2006-08-21 07:24:24

by NeilBrown

[permalink] [raw]
Subject: Re: RFC - how to balance Dirty+Writeback in the face of slow writeback.

On Monday August 21, [email protected] wrote:
> On Mon, Aug 21, 2006 at 10:35:31AM +1000, Neil Brown wrote:
> > On August 18, [email protected] wrote:
> > > Jens Axboe <[email protected]> writes:
> > >
> > > > On Thu, Aug 17 2006, Andrew Morton wrote:
> > > > > It seems that the many-writers-to-different-disks workloads don't happen
> > > > > very often. We know this because
> > > > >
> > > > > a) The 2.4 performance is utterly awful, and I never saw anybody
> > > > > complain and
> > > >
> > > > Talk to some of the people that used DVD-RAM devices (or other
> > > > excruciatingly slow writers) on their system, and they would disagree
> > > > violently :-)
> > >
> > > I hit this recently while doing backups to a slow external USB disk.
> > > The system was quite unusable (some commands blocked for over a minute)
> >
> > Ouch.
> > I suspect we are going to see more of this, as USB drive for backups
> > is probably a very attractive option for many.
>
> I can't see how this would occur on a 2.6 kernel unless the problem is
> that all the reclaimable memory in the machine is dirty page cache pages
> every allocation is blocking waiting for writeback to the slow device to
> occur. That is, we filled memory with dirty pages before we got to the
> throttle threshold.

I started writing a longish reply to this explaining how maybe that
could happen, and then realised I had been missing important aspects
of the code.

writeback_inodes doesn't just work on any random device as both you
and I thought. The 'writeback_control' structure identifies the bdi
to be flushed and it will only call __writeback_sync_inode on inodes
with the same bdi.

This means that any process writing to a particular bdi should throttle
against the queue limits in the bdi once we pass the dirty threshold.
This means that it shouldn't be able to fill memory with dirty pages
for that device (unless the bdi doesn't have a queue limit like
nfs...).


But now I see another way that Jens' problem could occur... maybe.

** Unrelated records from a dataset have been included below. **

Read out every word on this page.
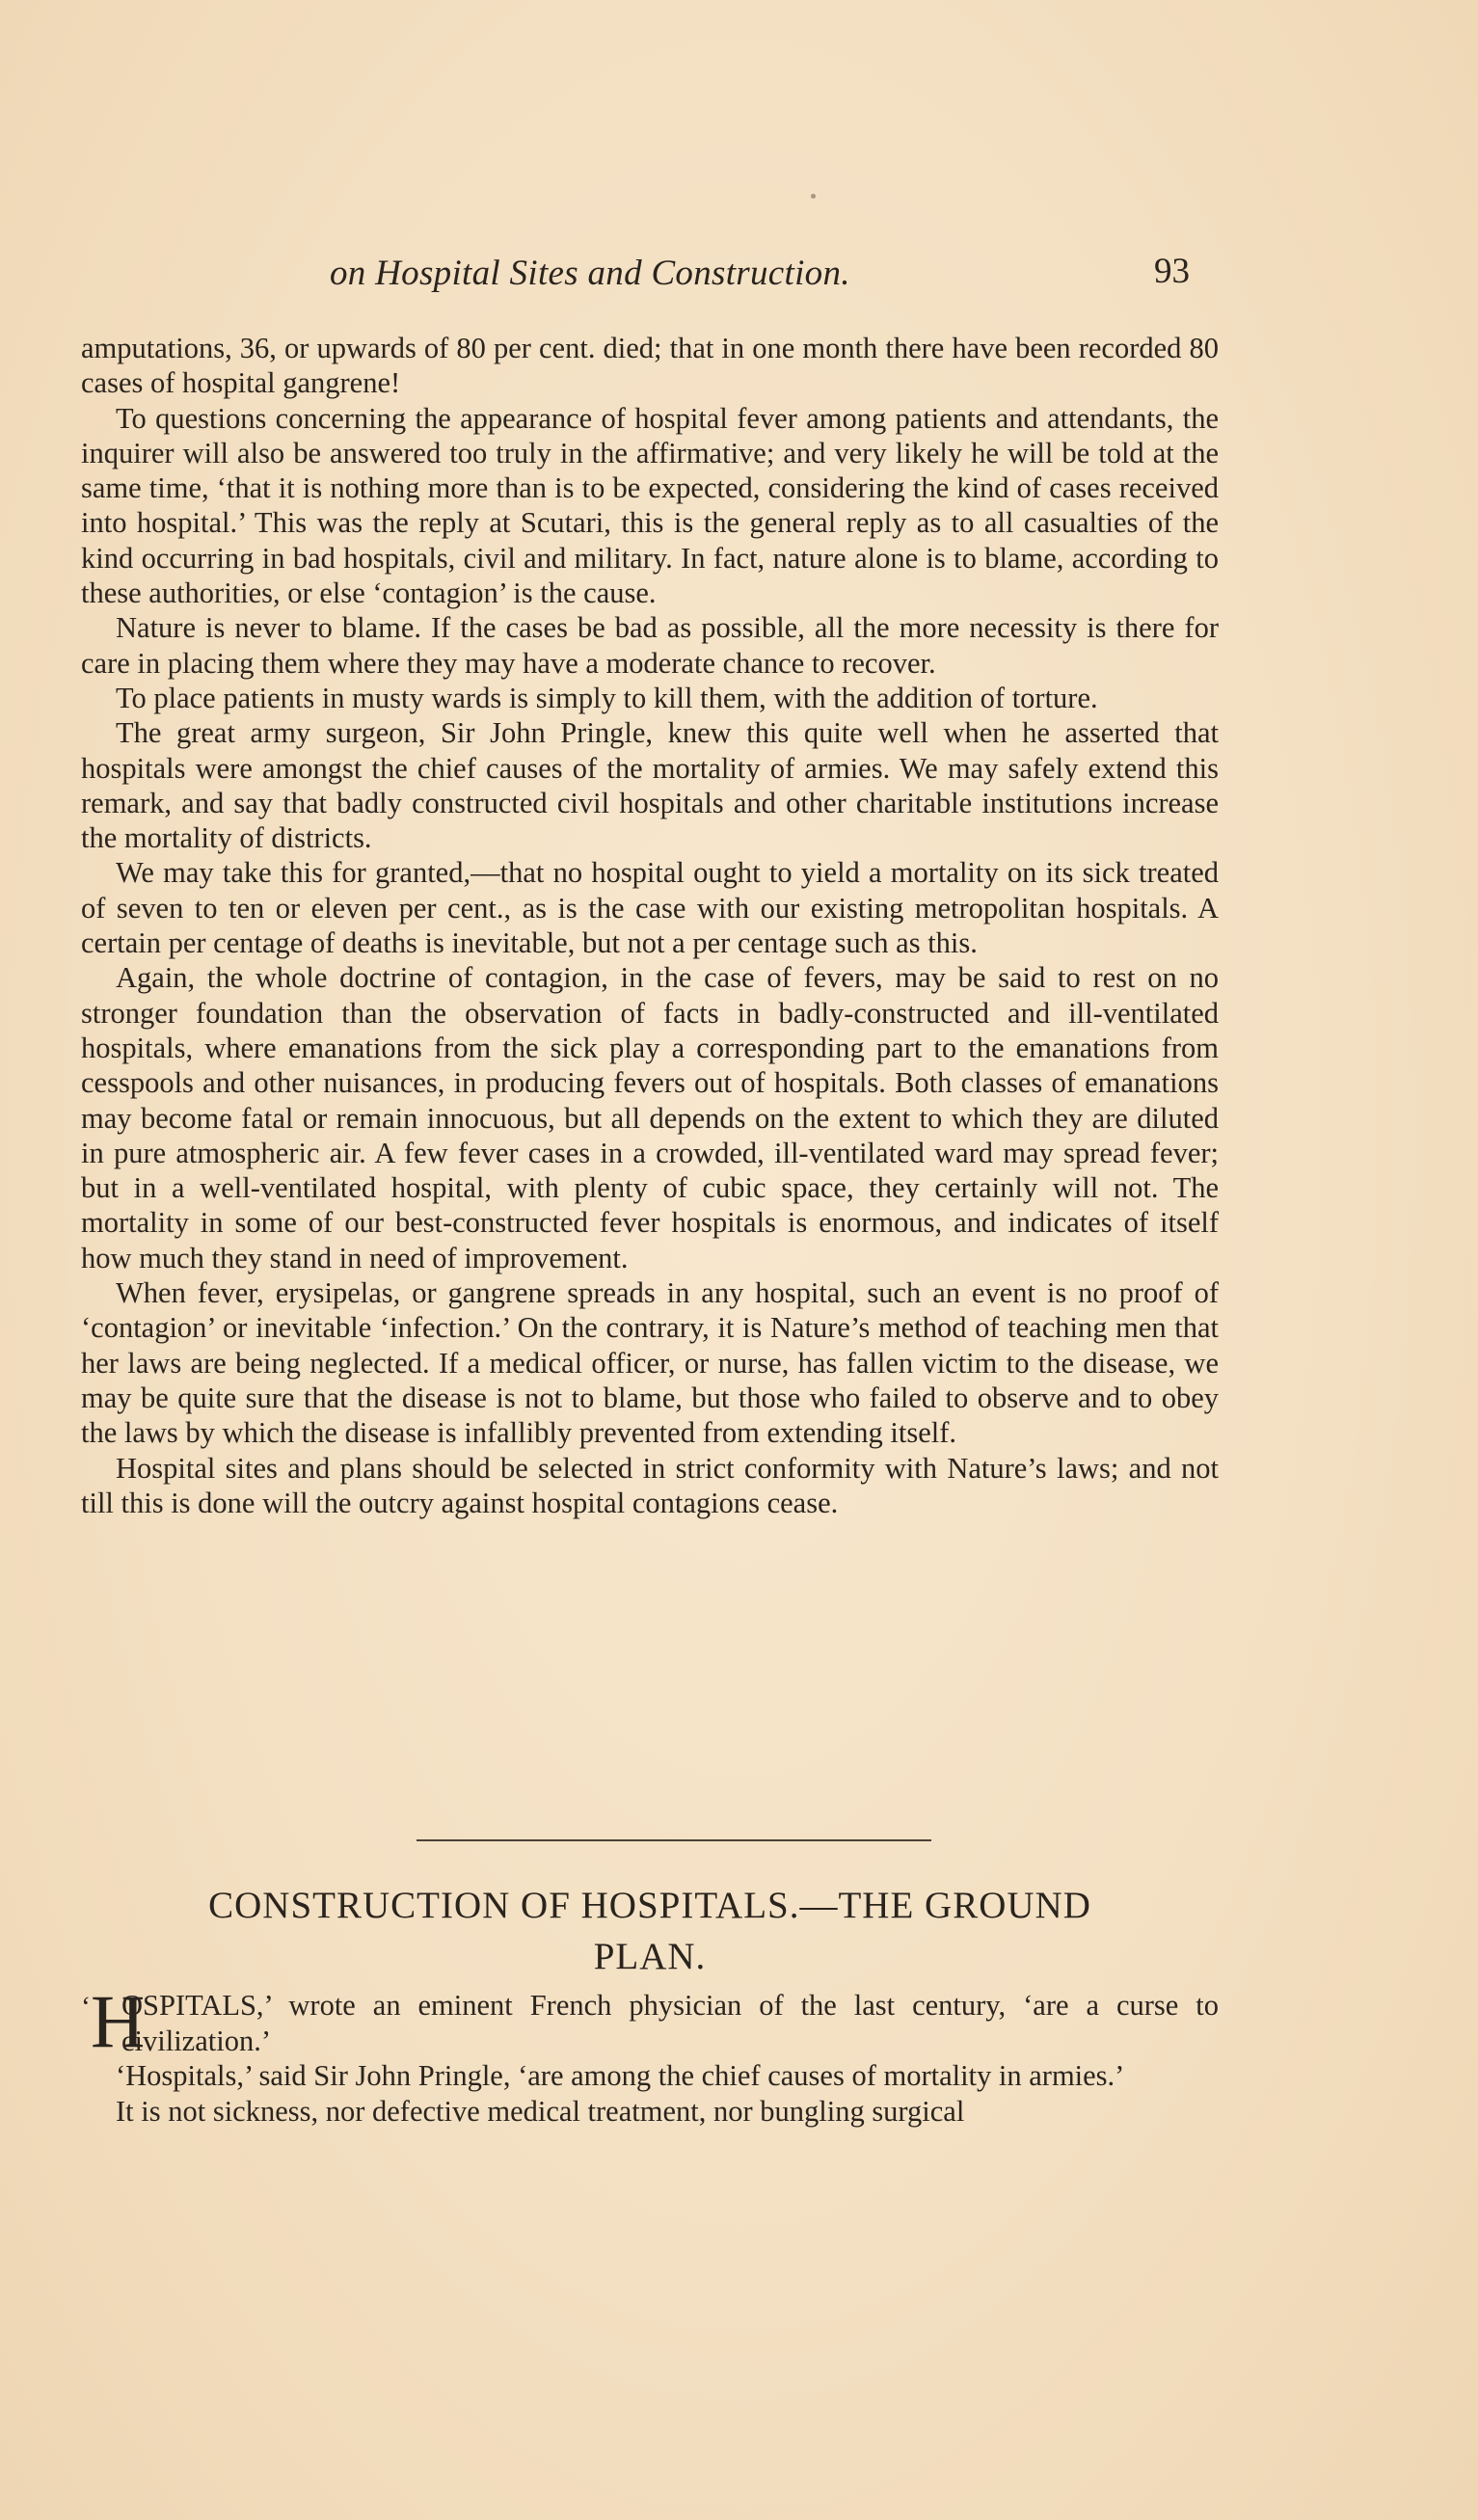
on Hospital Sites and Construction.	93

amputations, 36, or upwards of 80 per cent. died; that in one month there have been recorded 80 cases of hospital gangrene!

To questions concerning the appearance of hospital fever among patients and attendants, the inquirer will also be answered too truly in the affirmative; and very likely he will be told at the same time, ‘that it is nothing more than is to be expected, considering the kind of cases received into hospital.’ This was the reply at Scutari, this is the general reply as to all casualties of the kind occurring in bad hospitals, civil and military. In fact, nature alone is to blame, according to these authorities, or else ‘contagion’ is the cause.

Nature is never to blame. If the cases be bad as possible, all the more necessity is there for care in placing them where they may have a moderate chance to recover.

To place patients in musty wards is simply to kill them, with the addition of torture.

The great army surgeon, Sir John Pringle, knew this quite well when he asserted that hospitals were amongst the chief causes of the mortality of armies. We may safely extend this remark, and say that badly constructed civil hospitals and other charitable institutions increase the mortality of districts.

We may take this for granted,—that no hospital ought to yield a mortality on its sick treated of seven to ten or eleven per cent., as is the case with our existing metropolitan hospitals. A certain per centage of deaths is inevitable, but not a per centage such as this.

Again, the whole doctrine of contagion, in the case of fevers, may be said to rest on no stronger foundation than the observation of facts in badly-constructed and ill-ventilated hospitals, where emanations from the sick play a corresponding part to the emanations from cesspools and other nuisances, in producing fevers out of hospitals. Both classes of emanations may become fatal or remain innocuous, but all depends on the extent to which they are diluted in pure atmospheric air. A few fever cases in a crowded, ill-ventilated ward may spread fever; but in a well-ventilated hospital, with plenty of cubic space, they certainly will not. The mortality in some of our best-constructed fever hospitals is enormous, and indicates of itself how much they stand in need of improvement.

When fever, erysipelas, or gangrene spreads in any hospital, such an event is no proof of ‘contagion’ or inevitable ‘infection.’ On the contrary, it is Nature’s method of teaching men that her laws are being neglected. If a medical officer, or nurse, has fallen victim to the disease, we may be quite sure that the disease is not to blame, but those who failed to observe and to obey the laws by which the disease is infallibly prevented from extending itself.

Hospital sites and plans should be selected in strict conformity with Nature’s laws; and not till this is done will the outcry against hospital contagions cease.

CONSTRUCTION OF HOSPITALS.—THE GROUND
PLAN.

‘ H
OSPITALS,’ wrote an eminent French physician of the last century, ‘are a curse to civilization.’

‘Hospitals,’ said Sir John Pringle, ‘are among the chief causes of mortality in armies.’

It is not sickness, nor defective medical treatment, nor bungling surgical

Suppose the total Dirty+Writeback exceeds the threshold due entirely
to the slow device, and it is slowly working its way through the
writeback pages.

We write to some other device, make 'ratelimit_pages' pages dirty and
then hit balance_dirty_pages. We now need to either get the total
dirty pages below the threshold or start writeback on
1.5 * ratelimit_pages
pages. As we only have 'ratelimit_pages' dirty pages we cannot start
writeback on enough, and so must wait until Dirty+Writeback drops
below the threshold. And as we are waiting on the slow device, that
could take a while (especially as it is possible that no-one is
calling balance_dirty_pages against that bdi).

I think this was the reason for the interesting extra patch that I
mentioned we have is the SuSE kernel. The effect of that patch is to
break out of balance_dirty_pages as soon as Dirty hits zero.

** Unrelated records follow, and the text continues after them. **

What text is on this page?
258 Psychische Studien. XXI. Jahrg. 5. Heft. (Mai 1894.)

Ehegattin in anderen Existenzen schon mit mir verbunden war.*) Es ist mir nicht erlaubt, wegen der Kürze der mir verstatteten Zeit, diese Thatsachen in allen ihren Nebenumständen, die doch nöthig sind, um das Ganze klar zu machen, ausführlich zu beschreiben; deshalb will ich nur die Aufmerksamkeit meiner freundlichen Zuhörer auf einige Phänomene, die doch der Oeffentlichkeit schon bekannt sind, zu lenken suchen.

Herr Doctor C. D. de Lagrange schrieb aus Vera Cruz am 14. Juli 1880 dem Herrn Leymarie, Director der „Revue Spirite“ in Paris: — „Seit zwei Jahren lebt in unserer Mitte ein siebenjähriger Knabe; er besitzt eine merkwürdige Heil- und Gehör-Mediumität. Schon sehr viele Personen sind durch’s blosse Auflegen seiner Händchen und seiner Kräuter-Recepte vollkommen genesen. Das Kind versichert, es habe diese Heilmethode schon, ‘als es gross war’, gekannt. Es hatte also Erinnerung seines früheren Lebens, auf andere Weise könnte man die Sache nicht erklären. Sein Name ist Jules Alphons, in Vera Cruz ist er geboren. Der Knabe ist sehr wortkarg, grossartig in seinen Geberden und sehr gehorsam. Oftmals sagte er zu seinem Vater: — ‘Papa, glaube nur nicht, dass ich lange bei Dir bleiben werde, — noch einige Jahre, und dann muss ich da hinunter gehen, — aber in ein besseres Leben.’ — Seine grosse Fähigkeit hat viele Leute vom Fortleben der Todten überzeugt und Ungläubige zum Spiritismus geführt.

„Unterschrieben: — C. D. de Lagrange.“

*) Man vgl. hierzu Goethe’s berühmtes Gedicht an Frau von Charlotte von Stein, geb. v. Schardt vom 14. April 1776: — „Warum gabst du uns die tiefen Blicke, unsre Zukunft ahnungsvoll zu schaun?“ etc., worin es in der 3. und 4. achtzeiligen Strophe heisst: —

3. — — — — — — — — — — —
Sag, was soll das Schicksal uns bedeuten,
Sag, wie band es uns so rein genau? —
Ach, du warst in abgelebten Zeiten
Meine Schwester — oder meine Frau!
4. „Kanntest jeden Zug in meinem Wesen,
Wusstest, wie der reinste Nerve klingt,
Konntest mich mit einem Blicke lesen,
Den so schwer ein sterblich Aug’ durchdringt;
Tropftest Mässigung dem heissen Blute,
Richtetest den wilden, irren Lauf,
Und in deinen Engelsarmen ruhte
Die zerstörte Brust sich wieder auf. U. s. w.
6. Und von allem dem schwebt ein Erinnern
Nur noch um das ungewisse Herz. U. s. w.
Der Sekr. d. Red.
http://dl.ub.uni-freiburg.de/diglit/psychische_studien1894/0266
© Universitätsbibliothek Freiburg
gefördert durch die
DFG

This should stop a slow device from blocking other traffic but has
unfortunate side effects when combined with nfs which doesn't limit
its writeback queue.

Jens: Was it s SuSE kernel or a mainline kernel on which you
experienced this slowdown with an external USB drive?

>
> > The 'obvious' solution would be to count dirty pages per backing_dev
> > and rate limit writes based on this.
> > But counting pages can be expensive. I wonder if there might be some
> > way to throttle the required writes without doing too much counting.
>
> I don't think we want to count pages here.
>
> My "obvious" solution is a per-backing-dev throttle threshold, just
> like we have per-backing-dev readahead parameters....
>
> That is, we allow a per-block-dev value to be set that overrides the
> global setting for that blockdev only. Hence for slower devices
> we can set the point at which we throttle at a much lower dirty
> memory threshold when that block device is congested.
>

I don't think this would help. The bdi with the higher threshold
could exclude bdis with lower thresholds from making any forward
progress.


Here is a question:
Seeing that
wbc.nonblocking == 0
wbc.older_than_this == NULL
wbc.range_cyclic == 0
in balance_dirty_pages when it calls writeback_inodes, under what
circumstances will writeback_inodes return with wbc.nr_to_write > 0
??

If a write error occurs it could abort early, but otherwise I think
it will only exit early if it runs out of pages to write, because
there aren't any dirty pages.

If that is true, then after calling writeback_inodes once,
balance_dirty_pages should just exit. It isn't going to find any more
work to do next time it is called anyway.
Either the queue was never congested, in which case we don't need to
throttle writes, or it blocked for a while waiting for the queue to
clean (in ->writepage) and so has successfully throttled writes.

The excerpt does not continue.